It is possible that N/V rates during the first infusion were elevated because antiemetic and infusion schedules were not optimal. Notably, the use of dexamethasone was discouraged [15,16]; thus, only 34–44% of patients received prophylactic steroids, which may have contributed to the high rates of N/V [21]. A post hoc analysis of the Phase III trials showed that PFS and OS were similar in the subgroup of patients that received dexamethasone compared to the overall study population, suggesting that there was no detrimental effect of corticosteroids on zolbetuximab efficacy [21]. Findings from a real-world observational trial suggest that a slower initial infusion rate in cycle 1 and aggressive use of a quadruple drug antiemetic regimen comprising a 5-HT3 receptor inhibitor, NK1 receptor inhibitor, dexamethasone, and olanzapine can substantially reduce the incidence of N/V with zolbetuximab [22]. Indeed, the incidence of vomiting during cycle 1 was reduced to 19% using this strategy, which is comparable to the rates observed in the placebo arm of the SPOTLIGHT and GLOW trials (17.5%). Although dose interruptions due to N/V were still common (62% of patients), all patients successfully completed zolbetuximab infusion in cycle 1 [22]. Zolbetuximab was well tolerated during cycle 2, with 0% of patients experiencing vomiting, compared to 26% in SPOTLIGHT and GLOW. A 2025 Delphi panel recommended a triple or quadruple antiemetic regimen prior to the first infusion and, if N/V still occurs, temporarily pausing the zolbetuximab infusion for 30–60 min and restarting the infusion at half speed; modifications to the dose are not recommended [23].
3. Biomarker Testing in G/GEJ Adenocarcinoma
Management of G/GEJ adenocarcinomas has evolved with the identification of predictive biomarkers. Canadian expert consensus guidelines recommend that patients with G/GEJ be tested for HER2, MMR and CPS (PD-L1)—and now, CLDN18.2 [24]—in order to personalize first-line therapy [25,26]. Now that zolbetuximab is approved and offers an alternative first-line option to ICI, it is essential to have all biomarker results upfront, and the reliability of those biomarkers is paramount.
CLDN18.2 is detected using a standard immunohistochemistry (IHC) assay [27]. In the Phase III trials for zolbetuximab, a positive result with respect to zolbetuximab treatment eligibility was defined as ≥75% of tumor cells exhibiting moderate to strong membranous staining using a validated assay such as the commercially available VENTANA CLDN18 (43-14A) RxDx IHC assay [15,16]. While this is the accepted clinical standard, other studies have used lower cutoffs to define CLDN18.2 positivity (i.e., ≥40% and ≥50%), which could potentially broaden the clinical applicability of CLDN18.2-targeted therapies [28]. A global ring study determined that CLDN18.2 can be measured with a high degree of accuracy between laboratories [29], with approximately 40% of tumors being CLDN18.2+ [8].

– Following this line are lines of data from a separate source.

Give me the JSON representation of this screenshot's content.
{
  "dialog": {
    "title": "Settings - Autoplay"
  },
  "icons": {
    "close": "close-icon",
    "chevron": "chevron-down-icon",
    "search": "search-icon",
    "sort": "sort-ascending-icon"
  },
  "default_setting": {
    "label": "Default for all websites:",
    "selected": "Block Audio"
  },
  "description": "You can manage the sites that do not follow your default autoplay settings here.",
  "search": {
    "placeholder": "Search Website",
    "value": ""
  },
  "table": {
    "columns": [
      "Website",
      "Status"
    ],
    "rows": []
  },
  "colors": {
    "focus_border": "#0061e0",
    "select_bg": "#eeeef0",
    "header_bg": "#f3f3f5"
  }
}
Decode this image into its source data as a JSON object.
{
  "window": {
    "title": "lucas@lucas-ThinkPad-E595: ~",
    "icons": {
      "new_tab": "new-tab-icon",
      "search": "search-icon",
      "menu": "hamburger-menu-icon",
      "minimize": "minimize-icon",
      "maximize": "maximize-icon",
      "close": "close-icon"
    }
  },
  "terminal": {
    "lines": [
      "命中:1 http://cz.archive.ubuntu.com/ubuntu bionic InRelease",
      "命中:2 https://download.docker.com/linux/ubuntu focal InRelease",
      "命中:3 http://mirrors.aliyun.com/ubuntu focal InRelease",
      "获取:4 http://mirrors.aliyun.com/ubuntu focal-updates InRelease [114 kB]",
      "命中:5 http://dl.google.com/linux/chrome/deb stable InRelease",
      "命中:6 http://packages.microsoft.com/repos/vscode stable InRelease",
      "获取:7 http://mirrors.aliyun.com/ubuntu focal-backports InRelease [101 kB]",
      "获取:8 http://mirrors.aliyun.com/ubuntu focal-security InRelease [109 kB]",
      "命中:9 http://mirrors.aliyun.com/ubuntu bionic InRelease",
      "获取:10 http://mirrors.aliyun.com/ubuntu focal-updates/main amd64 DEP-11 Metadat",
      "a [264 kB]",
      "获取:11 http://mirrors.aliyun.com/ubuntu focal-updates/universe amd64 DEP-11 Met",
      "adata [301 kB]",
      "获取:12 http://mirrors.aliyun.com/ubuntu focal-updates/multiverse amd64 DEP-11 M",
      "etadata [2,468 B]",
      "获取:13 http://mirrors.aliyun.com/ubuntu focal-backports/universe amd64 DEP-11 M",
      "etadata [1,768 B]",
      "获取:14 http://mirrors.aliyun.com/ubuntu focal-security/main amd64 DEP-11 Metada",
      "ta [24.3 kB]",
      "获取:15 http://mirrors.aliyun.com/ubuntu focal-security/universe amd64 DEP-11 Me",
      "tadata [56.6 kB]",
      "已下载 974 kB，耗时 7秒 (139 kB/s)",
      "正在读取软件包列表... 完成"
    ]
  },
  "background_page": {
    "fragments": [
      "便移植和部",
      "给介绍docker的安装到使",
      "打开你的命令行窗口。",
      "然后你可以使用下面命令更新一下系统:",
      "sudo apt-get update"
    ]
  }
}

PD-L1 CPS is technically challenging in terms of staining and scoring, leading to low inter-pathologist reproducibility [30,31]. The most common scoring method is the CPS, which is the ratio of PD-L1 staining cells (including tumor cells and immune cells) to the number of viable tumor cells [24], with scores reported as whole numbers from 0 to 100. Different diagnostic assays are linked to different drugs (28-8 for nivolumab in CheckMate-649 [3] and 22C3 for pembrolizumab in KEYNOTE-859 [4]), and the two assays are not necessarily interchangeable without validation [25,32]. Therefore, institutions that use both ICIs need both assays—or must validate one against the other—adding cost and complexity. Moreover, there is no established cutoff for PD-L1 CPS positivity, and different cutoffs have been used in clinical trials [3,4], making cross-trial comparisons difficult. Furthermore, there is variability in how different laboratories report PD-L1 CPS scores. For example, in Vancouver, British Columbia, where PD-L1 CPS testing is centralized, results are reported as <1, 1–9, or ≥10. In Ontario and Quebec, there is no standard CPS cutoff reported, with some institutions reporting discrete values including up to one decimal (e.g., 7.4). Another limitation is that inter-observer agreement in CPS interpretation is poor, particularly when CPS is <10 [30,31]. One study reported only 31% overall agreement at the <1 vs. ≥1 threshold when comparing the results of 14 pathologists, improving to only 68% at the CPS 10 threshold [30]. Similarly, a study of 12 pathologists who assessed 100 biopsy samples with both 22C3 and 28-8 assays reported only 45–55% baseline concordance, rising to 56–57% after dedicated training [31]. These data underscore that CPS, particularly at cutoffs <10, is not a highly reproducible biomarker in real-world practice [30,31].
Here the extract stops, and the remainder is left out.